Researcher Affiliation Academia 1Universite de Rennes, Rennes, France 2Inria, Rennes, France 3IRISA/CNRS, Rennes, France 4PEReN, Paris, France 5EPFL, Lausanne, Switzerland 6LAAS, CNRS, Toulouse, France.
Pseudocode No No explicit pseudocode or algorithm blocks are provided in the paper.
Open Source Code Yes The code to run the experiments is available online.2 2See https://github.com/grodino/merlin.
Open Datasets Yes The tabular dataset comes from the ACSEmployment task for the state of Minnesota in 2018, which is derived from US Census data and provided in folktables (Ding et al., 2021). For the vision modality, we study Celeb A (Liu et al., 2015), which consists of images of celebrities along with several binary attributes associated with each image, such as whether the person in the photo is blond, smiling, or if the photo is blurry.
Dataset Splits No The paper mentions using ACSEmployment and Celeb A datasets but does not provide specific training/validation/test split percentages, sample counts, or methodology for the models trained on these datasets. It refers to an 'audit budget' for the audit set S, which is distinct from model training dataset splits.
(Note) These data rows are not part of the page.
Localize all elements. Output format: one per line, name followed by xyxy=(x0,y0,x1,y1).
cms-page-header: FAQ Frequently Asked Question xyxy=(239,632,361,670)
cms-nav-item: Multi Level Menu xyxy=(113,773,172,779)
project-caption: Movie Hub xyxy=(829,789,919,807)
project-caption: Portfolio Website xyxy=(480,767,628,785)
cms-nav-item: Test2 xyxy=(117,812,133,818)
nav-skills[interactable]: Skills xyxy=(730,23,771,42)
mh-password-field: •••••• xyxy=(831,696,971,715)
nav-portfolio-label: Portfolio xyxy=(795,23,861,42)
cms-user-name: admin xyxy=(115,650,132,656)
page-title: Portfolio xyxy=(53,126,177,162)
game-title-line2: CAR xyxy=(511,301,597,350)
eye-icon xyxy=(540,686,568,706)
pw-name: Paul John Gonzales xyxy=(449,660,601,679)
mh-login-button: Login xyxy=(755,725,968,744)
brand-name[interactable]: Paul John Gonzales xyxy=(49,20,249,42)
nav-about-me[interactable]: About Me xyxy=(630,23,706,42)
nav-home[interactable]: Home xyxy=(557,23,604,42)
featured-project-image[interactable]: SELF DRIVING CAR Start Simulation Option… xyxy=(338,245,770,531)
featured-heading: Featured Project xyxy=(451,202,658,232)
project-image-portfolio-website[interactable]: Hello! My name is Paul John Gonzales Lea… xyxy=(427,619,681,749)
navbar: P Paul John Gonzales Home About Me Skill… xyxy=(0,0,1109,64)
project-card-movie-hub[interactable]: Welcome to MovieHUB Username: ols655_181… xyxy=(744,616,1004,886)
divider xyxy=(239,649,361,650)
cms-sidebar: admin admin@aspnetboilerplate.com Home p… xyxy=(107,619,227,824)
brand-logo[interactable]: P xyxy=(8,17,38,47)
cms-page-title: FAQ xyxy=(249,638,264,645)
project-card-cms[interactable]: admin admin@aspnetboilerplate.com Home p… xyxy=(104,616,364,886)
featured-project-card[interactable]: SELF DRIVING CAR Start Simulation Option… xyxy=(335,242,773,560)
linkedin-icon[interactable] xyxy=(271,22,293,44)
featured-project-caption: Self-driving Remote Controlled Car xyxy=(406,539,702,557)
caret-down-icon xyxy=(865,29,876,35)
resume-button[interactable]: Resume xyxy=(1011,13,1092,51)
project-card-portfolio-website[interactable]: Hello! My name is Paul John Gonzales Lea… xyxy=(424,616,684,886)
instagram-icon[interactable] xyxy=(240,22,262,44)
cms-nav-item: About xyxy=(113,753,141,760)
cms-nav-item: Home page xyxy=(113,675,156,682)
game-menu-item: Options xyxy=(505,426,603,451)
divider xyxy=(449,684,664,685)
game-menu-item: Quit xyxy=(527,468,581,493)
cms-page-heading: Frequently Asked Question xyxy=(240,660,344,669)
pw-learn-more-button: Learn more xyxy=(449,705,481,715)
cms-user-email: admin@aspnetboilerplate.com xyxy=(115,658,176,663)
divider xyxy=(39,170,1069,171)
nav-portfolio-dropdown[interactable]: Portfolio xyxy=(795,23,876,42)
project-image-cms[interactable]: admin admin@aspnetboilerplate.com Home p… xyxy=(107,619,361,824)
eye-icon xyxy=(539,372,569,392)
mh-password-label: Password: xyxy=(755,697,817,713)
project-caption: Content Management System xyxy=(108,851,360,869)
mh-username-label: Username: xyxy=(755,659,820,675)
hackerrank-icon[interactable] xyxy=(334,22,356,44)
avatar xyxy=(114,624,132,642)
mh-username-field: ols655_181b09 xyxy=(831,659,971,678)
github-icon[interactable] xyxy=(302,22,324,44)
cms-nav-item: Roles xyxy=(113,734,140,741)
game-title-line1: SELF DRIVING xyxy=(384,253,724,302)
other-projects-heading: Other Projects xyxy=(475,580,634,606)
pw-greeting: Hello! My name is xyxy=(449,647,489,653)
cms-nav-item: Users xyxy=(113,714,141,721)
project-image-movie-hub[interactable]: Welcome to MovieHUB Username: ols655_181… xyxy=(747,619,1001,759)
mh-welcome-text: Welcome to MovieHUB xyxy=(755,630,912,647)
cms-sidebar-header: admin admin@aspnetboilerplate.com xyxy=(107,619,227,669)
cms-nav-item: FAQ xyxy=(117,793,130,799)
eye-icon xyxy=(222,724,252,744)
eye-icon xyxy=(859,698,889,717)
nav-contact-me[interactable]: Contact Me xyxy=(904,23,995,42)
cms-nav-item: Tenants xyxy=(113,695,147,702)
Hardware Specification No The paper does not provide specific hardware details (e.g., exact GPU/CPU models, memory amounts) used for running its experiments. It only discusses software implementations and training parameters.
Software Dependencies No The paper mentions 'SCIKIT-LEARN' and 'Adam optimizer' but does not specify version numbers for these or any other software libraries or dependencies used in the experiments.
Experiment Setup Yes GBDT and Log. Reg. are trained using the default parameters of their respective implementations in SCIKIT-LEARN. Meanwhile, Le Net is trained irrespective of the target attribute using the Adam optimizer with a learning rate of γ = 0.001, a batch size of 32, and for two epochs, which is sufficient for the model to converge on all features.